Without network isolation, a compromised command could exfiltrate sensitive data or could perform unintended actions on external services. Network isolation prevents this by blocking all outbound connections by default.

  • Domain allowlist. You can explicitly permit access to specific domains.

    Caution

    The agent can perform actions on allowed domains on your behalf, not just read data. For example, allowing api.github.com means the agent could create pull requests or modify repository settings. Allowing a cloud service API domain could lead to cloud resource modifications. Only configure this setting if absolutely required. This configuration is specified in a setting and applies to all sandboxed commands, not only the current task.

  • Inherited restrictions. All child processes inherit the same network restrictions, so scripts or tools that spawn subprocesses cannot bypass the network rules.

OS-level enforcement

Agent sandboxing relies on OS-level security primitives to enforce file system and network restrictions. Because the enforcement happens at the kernel level, sandboxed processes and all of their child processes cannot bypass these boundaries, even if a command is crafted to attempt it.

Platform Technology Prerequisites
macOS Apple's sandboxing framework ("Seatbelt"), built into the operating system. Enforces fine-grained file system and network restrictions at the kernel level. None. Works out of the box.
Linux and WSL2 bubblewrap for file system isolation and socat for network proxying. Install required packages: sudo apt-get install bubblewrap socat (Debian and Ubuntu) or sudo dnf install bubblewrap socat (Fedora).

WSL version 1 is not supported because bubblewrap requires Linux kernel features (user namespaces) that are only available in WSL2.

![!NOTE] Agent sandboxing support on Windows currently uses WSL2 as the underlying platform.

What sandboxing does not cover

Agent sandboxing applies only to shell subprocesses (terminal commands). It does not cover built-in file tools. The agent's read, edit, and write tools use VS Code's permission system directly, rather than running through the sandbox. The web fetch tool also runs outside the sandbox and is not subject to the sandbox's network restrictions.

Use the review flow and sensitive file protection to control these operations.

For full environment isolation, pair sandboxing with a dev container. Dev containers provide a complete boundary around the entire development environment, including all tools, file access, and network access.
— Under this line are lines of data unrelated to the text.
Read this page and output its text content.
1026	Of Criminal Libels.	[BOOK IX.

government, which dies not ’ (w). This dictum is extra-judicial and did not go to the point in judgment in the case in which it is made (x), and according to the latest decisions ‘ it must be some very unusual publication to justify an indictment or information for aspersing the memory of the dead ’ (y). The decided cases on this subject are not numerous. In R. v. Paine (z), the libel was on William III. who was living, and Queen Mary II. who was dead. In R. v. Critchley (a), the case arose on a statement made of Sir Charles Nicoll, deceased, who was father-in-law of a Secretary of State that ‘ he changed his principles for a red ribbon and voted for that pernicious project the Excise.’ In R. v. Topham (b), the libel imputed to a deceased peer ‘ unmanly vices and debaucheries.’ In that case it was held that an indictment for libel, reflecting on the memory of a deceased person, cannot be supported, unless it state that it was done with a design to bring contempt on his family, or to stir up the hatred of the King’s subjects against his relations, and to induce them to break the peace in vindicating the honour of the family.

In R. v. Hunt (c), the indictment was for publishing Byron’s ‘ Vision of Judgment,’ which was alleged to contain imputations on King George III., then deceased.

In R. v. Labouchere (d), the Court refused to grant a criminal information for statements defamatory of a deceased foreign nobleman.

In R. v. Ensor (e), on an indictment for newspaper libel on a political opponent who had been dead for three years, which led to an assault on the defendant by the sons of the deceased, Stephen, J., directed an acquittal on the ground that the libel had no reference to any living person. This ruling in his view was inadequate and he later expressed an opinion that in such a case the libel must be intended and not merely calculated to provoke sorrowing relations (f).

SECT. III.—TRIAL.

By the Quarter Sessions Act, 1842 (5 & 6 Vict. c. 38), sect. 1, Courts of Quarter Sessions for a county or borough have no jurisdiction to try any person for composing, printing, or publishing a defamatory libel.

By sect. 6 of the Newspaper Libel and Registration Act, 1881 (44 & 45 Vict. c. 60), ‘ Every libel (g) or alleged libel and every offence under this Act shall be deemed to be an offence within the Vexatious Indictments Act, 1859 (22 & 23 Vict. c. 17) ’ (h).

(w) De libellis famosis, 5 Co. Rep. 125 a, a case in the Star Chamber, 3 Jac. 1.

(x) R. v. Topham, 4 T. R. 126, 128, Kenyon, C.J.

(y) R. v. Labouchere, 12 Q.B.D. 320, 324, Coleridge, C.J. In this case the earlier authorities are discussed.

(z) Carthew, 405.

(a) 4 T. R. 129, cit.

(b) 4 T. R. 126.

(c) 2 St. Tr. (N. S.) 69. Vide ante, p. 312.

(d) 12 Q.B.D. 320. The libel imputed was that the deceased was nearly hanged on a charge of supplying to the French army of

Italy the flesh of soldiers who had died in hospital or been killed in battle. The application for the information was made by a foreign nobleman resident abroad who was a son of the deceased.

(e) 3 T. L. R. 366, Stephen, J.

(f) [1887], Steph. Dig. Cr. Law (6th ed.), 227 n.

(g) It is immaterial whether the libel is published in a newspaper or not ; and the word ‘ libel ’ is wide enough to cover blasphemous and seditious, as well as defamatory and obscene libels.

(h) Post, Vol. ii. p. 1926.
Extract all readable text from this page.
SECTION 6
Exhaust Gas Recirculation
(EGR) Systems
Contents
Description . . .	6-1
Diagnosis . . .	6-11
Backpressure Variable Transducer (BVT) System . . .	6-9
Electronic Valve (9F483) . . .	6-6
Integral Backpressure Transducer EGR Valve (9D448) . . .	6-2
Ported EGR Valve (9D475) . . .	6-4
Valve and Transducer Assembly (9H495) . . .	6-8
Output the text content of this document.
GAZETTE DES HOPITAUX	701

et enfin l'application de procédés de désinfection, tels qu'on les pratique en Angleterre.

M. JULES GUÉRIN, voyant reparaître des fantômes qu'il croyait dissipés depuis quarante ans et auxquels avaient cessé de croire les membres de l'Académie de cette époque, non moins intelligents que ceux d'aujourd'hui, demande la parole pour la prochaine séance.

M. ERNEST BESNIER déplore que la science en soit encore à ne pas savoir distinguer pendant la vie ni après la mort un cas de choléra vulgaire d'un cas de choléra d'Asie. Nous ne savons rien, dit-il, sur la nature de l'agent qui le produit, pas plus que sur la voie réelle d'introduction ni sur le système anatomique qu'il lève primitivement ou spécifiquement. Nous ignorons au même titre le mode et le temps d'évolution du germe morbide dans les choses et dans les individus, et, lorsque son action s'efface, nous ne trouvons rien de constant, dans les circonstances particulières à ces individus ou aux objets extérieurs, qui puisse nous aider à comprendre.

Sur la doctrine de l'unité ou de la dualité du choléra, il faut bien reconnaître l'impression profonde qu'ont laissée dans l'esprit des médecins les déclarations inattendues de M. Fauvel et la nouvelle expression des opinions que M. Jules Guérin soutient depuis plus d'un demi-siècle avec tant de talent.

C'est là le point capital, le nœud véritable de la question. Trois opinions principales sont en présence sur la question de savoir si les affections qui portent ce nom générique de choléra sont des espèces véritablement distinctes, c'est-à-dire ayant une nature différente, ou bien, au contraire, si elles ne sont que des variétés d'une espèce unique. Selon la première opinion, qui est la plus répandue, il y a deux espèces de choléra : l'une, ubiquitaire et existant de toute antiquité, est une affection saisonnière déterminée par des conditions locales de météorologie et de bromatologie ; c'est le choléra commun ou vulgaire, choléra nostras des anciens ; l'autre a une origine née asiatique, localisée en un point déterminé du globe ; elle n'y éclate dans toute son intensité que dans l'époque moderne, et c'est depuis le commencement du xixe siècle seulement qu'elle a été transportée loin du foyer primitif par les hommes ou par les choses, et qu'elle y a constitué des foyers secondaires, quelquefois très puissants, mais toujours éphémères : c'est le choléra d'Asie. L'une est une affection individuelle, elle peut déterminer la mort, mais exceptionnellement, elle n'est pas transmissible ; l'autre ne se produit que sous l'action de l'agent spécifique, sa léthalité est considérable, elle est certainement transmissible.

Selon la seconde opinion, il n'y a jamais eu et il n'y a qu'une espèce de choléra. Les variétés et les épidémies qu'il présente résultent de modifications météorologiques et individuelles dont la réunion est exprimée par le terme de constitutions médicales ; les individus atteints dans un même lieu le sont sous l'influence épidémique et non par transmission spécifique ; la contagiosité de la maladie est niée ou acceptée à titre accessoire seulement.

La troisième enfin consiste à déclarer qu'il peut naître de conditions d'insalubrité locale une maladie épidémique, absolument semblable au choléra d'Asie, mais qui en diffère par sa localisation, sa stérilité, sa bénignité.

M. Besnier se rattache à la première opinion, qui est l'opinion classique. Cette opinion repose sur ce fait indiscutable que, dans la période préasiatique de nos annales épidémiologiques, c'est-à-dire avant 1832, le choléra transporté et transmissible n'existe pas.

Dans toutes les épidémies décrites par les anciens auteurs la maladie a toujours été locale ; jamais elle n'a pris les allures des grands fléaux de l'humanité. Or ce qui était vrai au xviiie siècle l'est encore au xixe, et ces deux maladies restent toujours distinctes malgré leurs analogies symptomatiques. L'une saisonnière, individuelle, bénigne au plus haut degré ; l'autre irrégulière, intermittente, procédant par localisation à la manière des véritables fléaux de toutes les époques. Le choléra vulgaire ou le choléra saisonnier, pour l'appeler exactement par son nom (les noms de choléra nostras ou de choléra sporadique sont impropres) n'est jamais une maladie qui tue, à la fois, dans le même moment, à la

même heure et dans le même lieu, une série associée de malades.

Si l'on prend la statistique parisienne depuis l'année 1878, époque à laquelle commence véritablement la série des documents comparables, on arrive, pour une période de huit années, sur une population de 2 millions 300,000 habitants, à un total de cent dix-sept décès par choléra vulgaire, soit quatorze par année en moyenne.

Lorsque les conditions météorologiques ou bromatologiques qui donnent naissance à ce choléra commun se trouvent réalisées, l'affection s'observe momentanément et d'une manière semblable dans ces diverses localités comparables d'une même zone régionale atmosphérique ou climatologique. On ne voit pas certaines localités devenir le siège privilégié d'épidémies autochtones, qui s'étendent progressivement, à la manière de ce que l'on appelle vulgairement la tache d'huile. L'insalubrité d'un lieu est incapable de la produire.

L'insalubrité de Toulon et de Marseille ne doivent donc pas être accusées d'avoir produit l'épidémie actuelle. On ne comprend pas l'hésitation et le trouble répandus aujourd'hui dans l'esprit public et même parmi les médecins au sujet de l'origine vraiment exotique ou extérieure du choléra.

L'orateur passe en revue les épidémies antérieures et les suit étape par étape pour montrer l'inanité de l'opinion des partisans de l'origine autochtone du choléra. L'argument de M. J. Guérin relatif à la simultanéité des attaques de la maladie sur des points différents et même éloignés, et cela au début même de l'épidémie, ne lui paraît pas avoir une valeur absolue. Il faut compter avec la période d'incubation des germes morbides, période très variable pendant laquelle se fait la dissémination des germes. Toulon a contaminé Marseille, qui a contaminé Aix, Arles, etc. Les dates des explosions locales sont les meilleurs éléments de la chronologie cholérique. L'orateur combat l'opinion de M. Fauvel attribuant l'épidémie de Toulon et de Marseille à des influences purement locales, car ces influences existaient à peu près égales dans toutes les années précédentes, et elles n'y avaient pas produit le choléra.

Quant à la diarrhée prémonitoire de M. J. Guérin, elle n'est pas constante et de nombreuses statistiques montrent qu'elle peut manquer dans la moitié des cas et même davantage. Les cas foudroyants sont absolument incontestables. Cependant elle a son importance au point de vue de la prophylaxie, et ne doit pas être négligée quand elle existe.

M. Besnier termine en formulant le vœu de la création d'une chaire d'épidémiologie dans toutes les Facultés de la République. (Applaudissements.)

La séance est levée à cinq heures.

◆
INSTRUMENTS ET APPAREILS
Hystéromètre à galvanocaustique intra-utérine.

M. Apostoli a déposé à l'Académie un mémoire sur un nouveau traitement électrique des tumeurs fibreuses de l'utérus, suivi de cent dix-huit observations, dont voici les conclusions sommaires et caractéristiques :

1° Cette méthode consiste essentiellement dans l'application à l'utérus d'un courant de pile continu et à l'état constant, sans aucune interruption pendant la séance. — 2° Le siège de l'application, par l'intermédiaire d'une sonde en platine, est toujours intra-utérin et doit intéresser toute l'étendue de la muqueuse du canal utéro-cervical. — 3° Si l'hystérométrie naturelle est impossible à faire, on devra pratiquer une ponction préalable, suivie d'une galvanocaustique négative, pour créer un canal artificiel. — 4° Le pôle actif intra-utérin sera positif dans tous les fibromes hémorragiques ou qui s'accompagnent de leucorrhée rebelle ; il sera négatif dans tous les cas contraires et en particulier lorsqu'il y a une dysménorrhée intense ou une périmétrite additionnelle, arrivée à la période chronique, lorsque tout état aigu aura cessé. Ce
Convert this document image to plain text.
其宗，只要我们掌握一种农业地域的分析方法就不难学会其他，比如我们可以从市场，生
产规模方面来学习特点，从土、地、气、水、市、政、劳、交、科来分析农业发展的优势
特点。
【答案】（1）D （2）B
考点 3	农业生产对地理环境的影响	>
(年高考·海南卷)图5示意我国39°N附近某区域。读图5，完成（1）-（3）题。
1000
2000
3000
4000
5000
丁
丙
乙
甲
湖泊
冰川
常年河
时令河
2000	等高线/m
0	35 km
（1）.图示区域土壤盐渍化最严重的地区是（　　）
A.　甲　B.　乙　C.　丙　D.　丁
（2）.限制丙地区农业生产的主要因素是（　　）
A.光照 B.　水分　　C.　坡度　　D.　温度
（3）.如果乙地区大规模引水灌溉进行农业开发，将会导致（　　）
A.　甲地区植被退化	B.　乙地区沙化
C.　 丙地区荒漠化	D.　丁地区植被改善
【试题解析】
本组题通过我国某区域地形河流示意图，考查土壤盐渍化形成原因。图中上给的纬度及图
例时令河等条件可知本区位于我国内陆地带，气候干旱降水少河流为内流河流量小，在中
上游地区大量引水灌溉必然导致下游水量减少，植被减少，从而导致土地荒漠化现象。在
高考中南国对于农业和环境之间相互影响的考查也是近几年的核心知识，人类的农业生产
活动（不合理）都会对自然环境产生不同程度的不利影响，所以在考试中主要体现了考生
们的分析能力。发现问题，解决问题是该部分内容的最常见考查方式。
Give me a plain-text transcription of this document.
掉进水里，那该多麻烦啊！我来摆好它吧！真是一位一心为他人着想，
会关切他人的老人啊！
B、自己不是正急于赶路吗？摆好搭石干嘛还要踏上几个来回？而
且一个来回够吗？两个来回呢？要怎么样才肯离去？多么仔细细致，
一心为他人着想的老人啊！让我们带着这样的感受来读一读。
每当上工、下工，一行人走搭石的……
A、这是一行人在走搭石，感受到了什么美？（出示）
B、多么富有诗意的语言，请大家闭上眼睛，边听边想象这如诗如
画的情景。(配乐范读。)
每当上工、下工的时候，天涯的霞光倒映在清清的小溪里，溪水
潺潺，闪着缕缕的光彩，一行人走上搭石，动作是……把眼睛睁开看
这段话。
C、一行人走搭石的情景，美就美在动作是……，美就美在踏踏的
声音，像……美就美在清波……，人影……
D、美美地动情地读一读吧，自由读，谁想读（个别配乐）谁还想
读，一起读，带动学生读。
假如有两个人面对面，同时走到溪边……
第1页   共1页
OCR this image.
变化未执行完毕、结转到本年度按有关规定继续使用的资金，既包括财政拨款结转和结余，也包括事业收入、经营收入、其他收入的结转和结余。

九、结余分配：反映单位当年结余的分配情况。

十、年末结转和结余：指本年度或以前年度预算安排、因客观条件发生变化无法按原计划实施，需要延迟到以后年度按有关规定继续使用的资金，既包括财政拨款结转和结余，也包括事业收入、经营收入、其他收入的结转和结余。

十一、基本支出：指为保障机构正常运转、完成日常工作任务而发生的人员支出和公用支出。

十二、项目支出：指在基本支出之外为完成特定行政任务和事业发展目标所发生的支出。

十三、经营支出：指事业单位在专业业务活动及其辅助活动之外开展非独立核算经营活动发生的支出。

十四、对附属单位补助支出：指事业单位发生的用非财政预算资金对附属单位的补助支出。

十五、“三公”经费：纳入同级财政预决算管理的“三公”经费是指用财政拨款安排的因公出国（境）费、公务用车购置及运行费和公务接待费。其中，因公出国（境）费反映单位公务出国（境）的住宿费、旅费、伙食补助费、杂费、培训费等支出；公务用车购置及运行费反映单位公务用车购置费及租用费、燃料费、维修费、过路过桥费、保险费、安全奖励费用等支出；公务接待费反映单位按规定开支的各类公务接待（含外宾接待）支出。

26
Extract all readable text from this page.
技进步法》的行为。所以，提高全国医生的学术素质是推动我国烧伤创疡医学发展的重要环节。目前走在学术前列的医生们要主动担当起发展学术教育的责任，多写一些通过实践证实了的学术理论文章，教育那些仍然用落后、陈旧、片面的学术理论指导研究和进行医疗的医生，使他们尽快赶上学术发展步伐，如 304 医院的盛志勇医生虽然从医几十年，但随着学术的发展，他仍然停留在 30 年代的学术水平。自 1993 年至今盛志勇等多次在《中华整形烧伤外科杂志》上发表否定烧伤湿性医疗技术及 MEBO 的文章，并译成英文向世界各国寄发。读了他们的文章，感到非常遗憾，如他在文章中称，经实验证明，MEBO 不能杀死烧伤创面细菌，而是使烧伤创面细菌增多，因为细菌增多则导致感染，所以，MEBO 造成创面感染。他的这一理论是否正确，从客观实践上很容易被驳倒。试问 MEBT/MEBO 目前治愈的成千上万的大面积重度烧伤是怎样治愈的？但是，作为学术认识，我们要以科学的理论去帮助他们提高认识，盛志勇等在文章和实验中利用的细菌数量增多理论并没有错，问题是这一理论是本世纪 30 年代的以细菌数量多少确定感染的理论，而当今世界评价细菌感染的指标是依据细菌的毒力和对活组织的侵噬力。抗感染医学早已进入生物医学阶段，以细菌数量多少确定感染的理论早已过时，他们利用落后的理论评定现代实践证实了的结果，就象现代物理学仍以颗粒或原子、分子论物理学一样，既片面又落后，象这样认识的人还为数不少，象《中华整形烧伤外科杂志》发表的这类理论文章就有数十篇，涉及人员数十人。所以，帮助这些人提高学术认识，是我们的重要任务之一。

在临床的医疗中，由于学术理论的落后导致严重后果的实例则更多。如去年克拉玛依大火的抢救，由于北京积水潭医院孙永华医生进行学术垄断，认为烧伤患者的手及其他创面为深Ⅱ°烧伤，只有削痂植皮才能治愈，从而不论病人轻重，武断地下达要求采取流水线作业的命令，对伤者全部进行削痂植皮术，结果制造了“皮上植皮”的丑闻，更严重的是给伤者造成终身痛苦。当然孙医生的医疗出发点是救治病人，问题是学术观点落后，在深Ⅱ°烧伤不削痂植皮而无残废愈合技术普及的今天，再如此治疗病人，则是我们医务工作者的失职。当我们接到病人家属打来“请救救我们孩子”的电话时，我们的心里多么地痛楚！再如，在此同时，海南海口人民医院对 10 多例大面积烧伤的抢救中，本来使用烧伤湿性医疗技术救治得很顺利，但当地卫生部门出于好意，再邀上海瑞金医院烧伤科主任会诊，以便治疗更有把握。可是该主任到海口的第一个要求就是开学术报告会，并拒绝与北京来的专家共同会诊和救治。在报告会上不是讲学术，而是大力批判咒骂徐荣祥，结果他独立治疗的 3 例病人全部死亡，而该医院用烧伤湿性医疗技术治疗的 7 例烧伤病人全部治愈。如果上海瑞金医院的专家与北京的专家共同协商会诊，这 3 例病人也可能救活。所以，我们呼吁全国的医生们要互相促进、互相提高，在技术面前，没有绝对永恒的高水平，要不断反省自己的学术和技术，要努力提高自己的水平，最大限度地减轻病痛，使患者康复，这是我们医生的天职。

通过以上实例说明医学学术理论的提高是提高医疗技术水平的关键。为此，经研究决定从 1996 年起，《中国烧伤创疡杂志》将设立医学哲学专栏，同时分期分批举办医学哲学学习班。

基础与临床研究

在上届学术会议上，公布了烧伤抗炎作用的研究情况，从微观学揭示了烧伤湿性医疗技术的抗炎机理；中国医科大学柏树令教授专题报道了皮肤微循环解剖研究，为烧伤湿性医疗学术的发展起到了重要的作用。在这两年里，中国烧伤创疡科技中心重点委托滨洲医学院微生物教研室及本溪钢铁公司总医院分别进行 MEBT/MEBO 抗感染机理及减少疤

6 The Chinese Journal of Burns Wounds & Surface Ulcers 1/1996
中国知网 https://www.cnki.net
Agent sandboxing is currently in preview and continues to evolve to cover more tools and scenarios.

AI limitations to watch for

Incorrect output. Models can generate code that looks correct but contains bugs, uses deprecated APIs, or doesn't handle edge cases. Always test AI-generated code, especially for logic that affects security, data integrity, or critical flows.

Prompt injection. Malicious content in files, tool outputs, or web pages can attempt to redirect the agent's behavior. This is why VS Code includes tool approval gates and trust boundaries. Learn more about AI security.

Treat AI-generated output as a first draft: useful as a starting point, but always requiring your review and judgment. For more on how models work, including nondeterminism, knowledge boundaries, and context limits, see Language models.